Анализ текстов из произведений Марины Цветаевой, предлагаемый в данной книге, направлен на постановку и частичное решение этой проблемы. Материалом являются в основном стихотворения, поэмы и драматические произведения, опубликованные в сборниках: 1) М. Цветаева. Избранное. М.; Л., 1965; 2) М. Цветаева. Сочинения. Т. 1. М., 1980. Дополнительно привлекаются и другие источники текстов (см. список источников в конце книги).

В работе используются разные методы исследования художественного текста — описание, анализ, интерпретация (см.: Лотман 1982, 13–17) в той мере, в которой они кажутся автору уместными и необходимыми для решения поставленных задач. Анализ затрагивает различные уровни функционирования языковых единиц — фонетический, морфемный, грамматико-морфологический, синтаксический, лексический, однако полное исследование текстов на каждом из уровней в задачу автора не входит. Все уровневые аспекты анализа подчинены семантической интерпретации элементов текста и внутритекстовых связей в соответствии с семантикой произведения и идиостиля М. Цветаевой (о термине идиостиль см.: Григорьев 1983, 4).

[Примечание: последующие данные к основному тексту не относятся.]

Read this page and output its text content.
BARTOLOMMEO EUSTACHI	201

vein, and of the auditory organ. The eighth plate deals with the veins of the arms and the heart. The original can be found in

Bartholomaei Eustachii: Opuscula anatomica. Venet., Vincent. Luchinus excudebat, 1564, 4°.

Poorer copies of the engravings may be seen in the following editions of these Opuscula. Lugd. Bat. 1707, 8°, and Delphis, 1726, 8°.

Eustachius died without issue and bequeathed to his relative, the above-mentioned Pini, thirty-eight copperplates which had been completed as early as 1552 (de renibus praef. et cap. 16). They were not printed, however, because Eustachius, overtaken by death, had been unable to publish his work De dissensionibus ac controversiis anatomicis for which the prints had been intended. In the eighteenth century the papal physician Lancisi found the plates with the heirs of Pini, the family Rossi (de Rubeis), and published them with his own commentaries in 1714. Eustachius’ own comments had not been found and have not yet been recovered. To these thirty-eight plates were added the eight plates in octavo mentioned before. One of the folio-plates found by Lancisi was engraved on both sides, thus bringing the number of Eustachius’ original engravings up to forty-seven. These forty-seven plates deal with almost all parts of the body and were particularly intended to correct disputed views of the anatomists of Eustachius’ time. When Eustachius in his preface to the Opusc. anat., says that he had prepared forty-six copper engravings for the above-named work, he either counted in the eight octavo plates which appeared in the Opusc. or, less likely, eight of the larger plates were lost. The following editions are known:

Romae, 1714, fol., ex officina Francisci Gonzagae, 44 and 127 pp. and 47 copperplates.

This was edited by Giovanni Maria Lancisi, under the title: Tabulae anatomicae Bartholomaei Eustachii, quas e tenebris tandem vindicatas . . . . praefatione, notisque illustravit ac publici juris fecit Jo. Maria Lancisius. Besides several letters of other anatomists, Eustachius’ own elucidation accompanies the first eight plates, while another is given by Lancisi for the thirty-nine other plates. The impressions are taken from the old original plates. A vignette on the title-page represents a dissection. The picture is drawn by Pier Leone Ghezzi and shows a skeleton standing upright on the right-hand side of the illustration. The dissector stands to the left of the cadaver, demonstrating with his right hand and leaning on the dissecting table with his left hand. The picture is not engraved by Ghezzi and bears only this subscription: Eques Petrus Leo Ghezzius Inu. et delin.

Необходимо учесть, что субъективность анализа вытекает из природы самого художественного текста: «Интерпретация — толкование смысла произведения в определенной культурно-исторической ситуации его прочтения. Интерпретация основана на принципиальной „открытости“, многозначности художественного образа, который требует неограниченного множества толкований для полного выявления своей сути и способен к долгой исторической жизни, обогащающей его новыми значениями» (КЛЭ). Такое понимание интерпретации художественного текста непосредственно связано с теорией эстетического значения слова как объективно существующего потенциального значения (Ларин 1974, 35).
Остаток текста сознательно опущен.